No? Each client may be receiving the same document, but based on their device, view port, preferences, etc… the rendered result may be different.
Either way, the measurement of Joules/page is likely to be such an astronomically small number compared to the constant cost of simply having a server at all IMO.
Are you suggesting we give up on rendering layouts that respond to different window sizes, display resolutions, and zoom levels? I think what you’re suggesting is that clients requesting websites should receive essentially an image of the website with limited interactivity, but that’s not going to make anyone that’s ever used a website satisfies in C.E. 2023.

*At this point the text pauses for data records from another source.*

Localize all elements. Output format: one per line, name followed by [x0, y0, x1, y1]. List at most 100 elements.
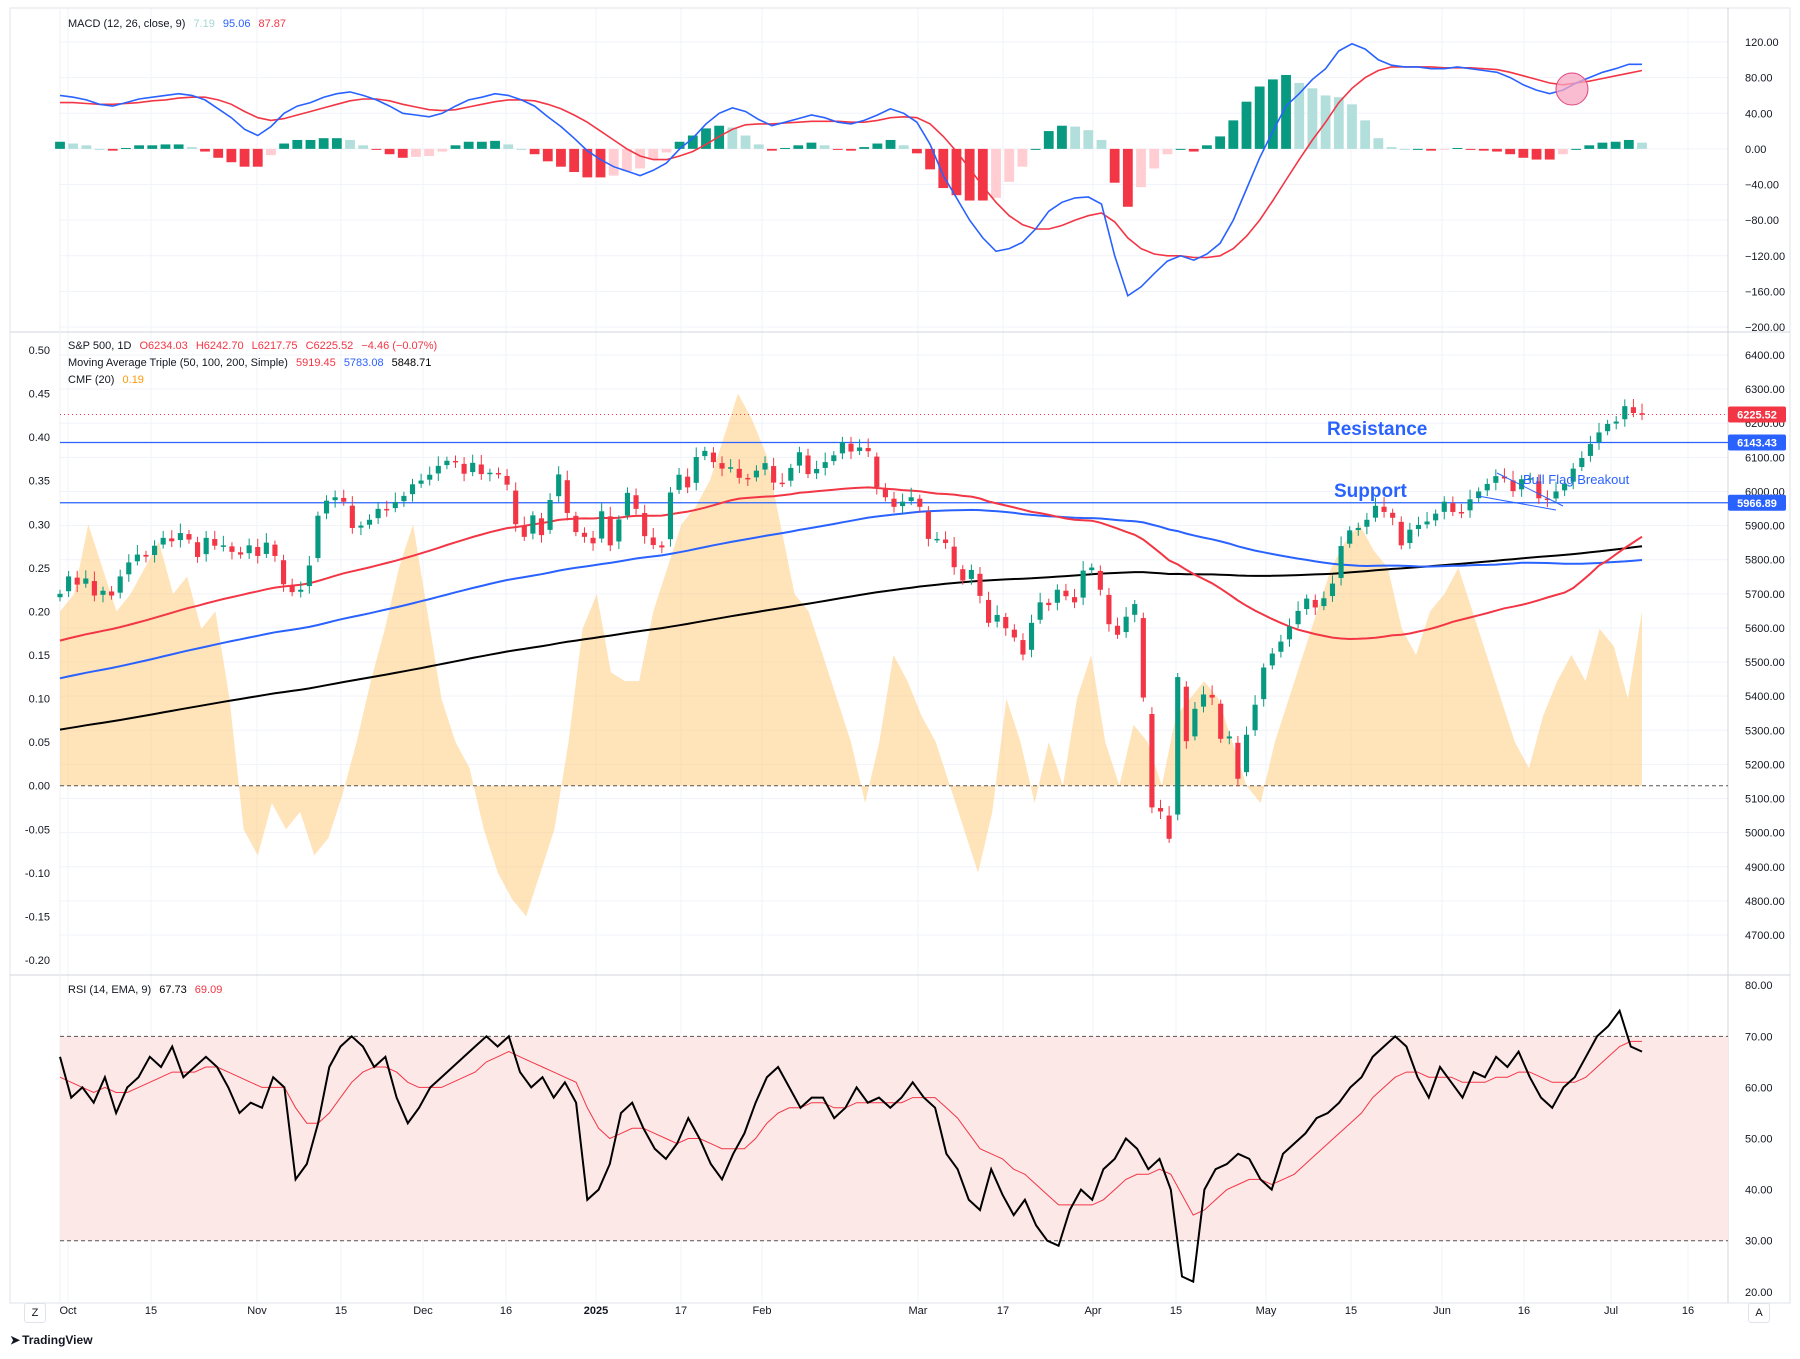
panel-borders [9, 7, 1791, 1304]
candle-body [753, 470, 759, 478]
macd-histogram-bar [173, 144, 184, 149]
macd-histogram-bar [226, 148, 237, 163]
candlesticks [57, 399, 1645, 843]
support-annotation[interactable]: Support [1334, 481, 1407, 502]
candle-body [607, 516, 613, 546]
rsi-band [60, 1036, 1728, 1241]
candle-body [1493, 476, 1499, 483]
candle-body [212, 539, 218, 546]
candle-body [272, 544, 278, 556]
bull-flag-annotation[interactable]: Bull Flag Breakout [1523, 472, 1630, 487]
macd-tick-label: −80.00 [1745, 215, 1779, 227]
auto-scale-button[interactable]: A [1748, 1303, 1770, 1323]
candle-body [409, 484, 416, 495]
symbol-name[interactable]: S&P 500, 1D [68, 340, 132, 352]
candle-body [1226, 736, 1232, 739]
date-tick-label: 15 [335, 1305, 347, 1317]
date-tick-label: 16 [1682, 1305, 1694, 1317]
candle-body [779, 482, 785, 485]
candle-body [1364, 519, 1370, 527]
price-tick-label: 6100.00 [1745, 452, 1785, 464]
candle-body [882, 488, 888, 498]
candle-body [822, 462, 828, 468]
date-tick-label: Feb [753, 1305, 772, 1317]
candle-body [1278, 641, 1284, 652]
macd-histogram-bar [186, 147, 197, 149]
macd-histogram-bar [885, 139, 896, 149]
candle-body [315, 515, 321, 559]
candle-body [1304, 598, 1310, 610]
candle-body [1415, 524, 1422, 529]
macd-histogram-bar [1610, 141, 1621, 149]
candle-body [1639, 413, 1645, 415]
candle-body [1501, 476, 1508, 479]
price-tick-label: 5500.00 [1745, 657, 1785, 669]
date-tick-label: 17 [675, 1305, 687, 1317]
macd-signal-value: 87.87 [258, 18, 287, 30]
ma200-value: 5848.71 [391, 357, 432, 369]
bull-flag-drawing[interactable] [1477, 472, 1564, 511]
candle-body [1175, 677, 1181, 815]
price-legend: S&P 500, 1D O6234.03 H6242.70 L6217.75 C… [68, 338, 442, 389]
macd-histogram-bar [503, 144, 514, 149]
candle-body [1458, 511, 1465, 514]
macd-histogram-bar [1096, 139, 1107, 149]
macd-histogram-bar [898, 145, 909, 149]
macd-histogram-bar [121, 147, 131, 149]
candle-body [1562, 483, 1568, 491]
cmf-legend-name[interactable]: CMF (20) [68, 374, 115, 386]
candle-body [1553, 491, 1559, 499]
macd-histogram-bar [239, 148, 250, 167]
rsi-tick-label: 40.00 [1745, 1185, 1773, 1197]
date-tick-label: Oct [59, 1305, 76, 1317]
candle-body [771, 466, 777, 483]
cmf-tick-label: 0.35 [29, 476, 50, 488]
candle-body [521, 526, 527, 537]
macd-histogram-bar [556, 148, 566, 167]
candle-body [452, 460, 459, 463]
cmf-tick-label: 0.30 [29, 519, 50, 531]
cmf-tick-label: -0.15 [25, 911, 50, 923]
cmf-tick-label: -0.20 [25, 955, 50, 967]
candle-body [1579, 458, 1585, 468]
candle-body [109, 591, 115, 596]
cmf-tick-label: 0.00 [29, 781, 50, 793]
candle-body [1011, 629, 1017, 638]
macd-histogram-bar [490, 140, 500, 149]
tradingview-logo: ➤ TradingView [10, 1333, 93, 1347]
candle-body [1037, 602, 1043, 620]
timezone-button[interactable]: Z [24, 1303, 46, 1323]
macd-histogram-bar [1254, 86, 1265, 149]
price-tick-label: 6300.00 [1745, 384, 1785, 396]
candle-body [943, 539, 949, 543]
macd-histogram [55, 74, 1647, 207]
candle-body [1544, 498, 1550, 500]
ma-legend-name[interactable]: Moving Average Triple (50, 100, 200, Sim… [68, 357, 288, 369]
candle-body [1407, 529, 1413, 544]
rsi-tick-label: 30.00 [1745, 1236, 1773, 1248]
macd-histogram-bar [371, 148, 382, 150]
macd-histogram-bar [107, 148, 118, 151]
macd-histogram-bar [687, 135, 698, 149]
macd-histogram-bar [1175, 148, 1186, 150]
candle-body [1261, 667, 1267, 700]
candle-body [1046, 602, 1052, 606]
macd-line [59, 42, 1642, 298]
date-tick-label: Apr [1084, 1305, 1101, 1317]
cmf-area [60, 393, 1642, 917]
macd-histogram-bar [411, 148, 421, 157]
macd-histogram-bar [1043, 131, 1054, 149]
resistance-annotation[interactable]: Resistance [1327, 419, 1427, 440]
macd-histogram-bar [991, 148, 1001, 198]
candle-body [685, 476, 691, 488]
macd-histogram-bar [358, 145, 369, 149]
rsi-legend-name[interactable]: RSI (14, EMA, 9) [68, 984, 152, 996]
candle-body [693, 457, 699, 483]
macd-histogram-bar [1360, 120, 1371, 149]
candle-body [831, 455, 837, 462]
candle-body [1003, 616, 1009, 629]
candle-body [985, 599, 992, 623]
candle-body [1484, 483, 1490, 491]
macd-histogram-bar [160, 144, 171, 149]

You can make web pages responsive to "different window sizes, display resolutions, and zoom levels" with no JavaScript at all, so that's clearly not what they're suggesting.
That’s true, but it’s not like translating HTML into a bitmap for a display is some spontaneous process that happens for free. Your browser is anyone going to interpret all that HTML and CSS, and your users are going to click on buttons and submit forms that require changing that HTML and CSS. Whether that happens through JavaScript or SSR is bike-shedding: processing will be done, computation is needed, we can sit here and argue about how the web front end world sucks but billions of users expect interactive web applications that are very difficult to deliver without JavaScript.
Client-side json-to-html is such a microscopic part of the compute cost related to showing a change in a website that it's a rounding error. Totally inconsequential. A single widely-used inefficient css attribute or repaint costs WAY more.
If it was truly the same computation then it could be a static site generator, but with typical server side rendering you are still doing a new render per user no?
Aside from all other implications, letting each client render the same stuff is a massive waste of energy and compute.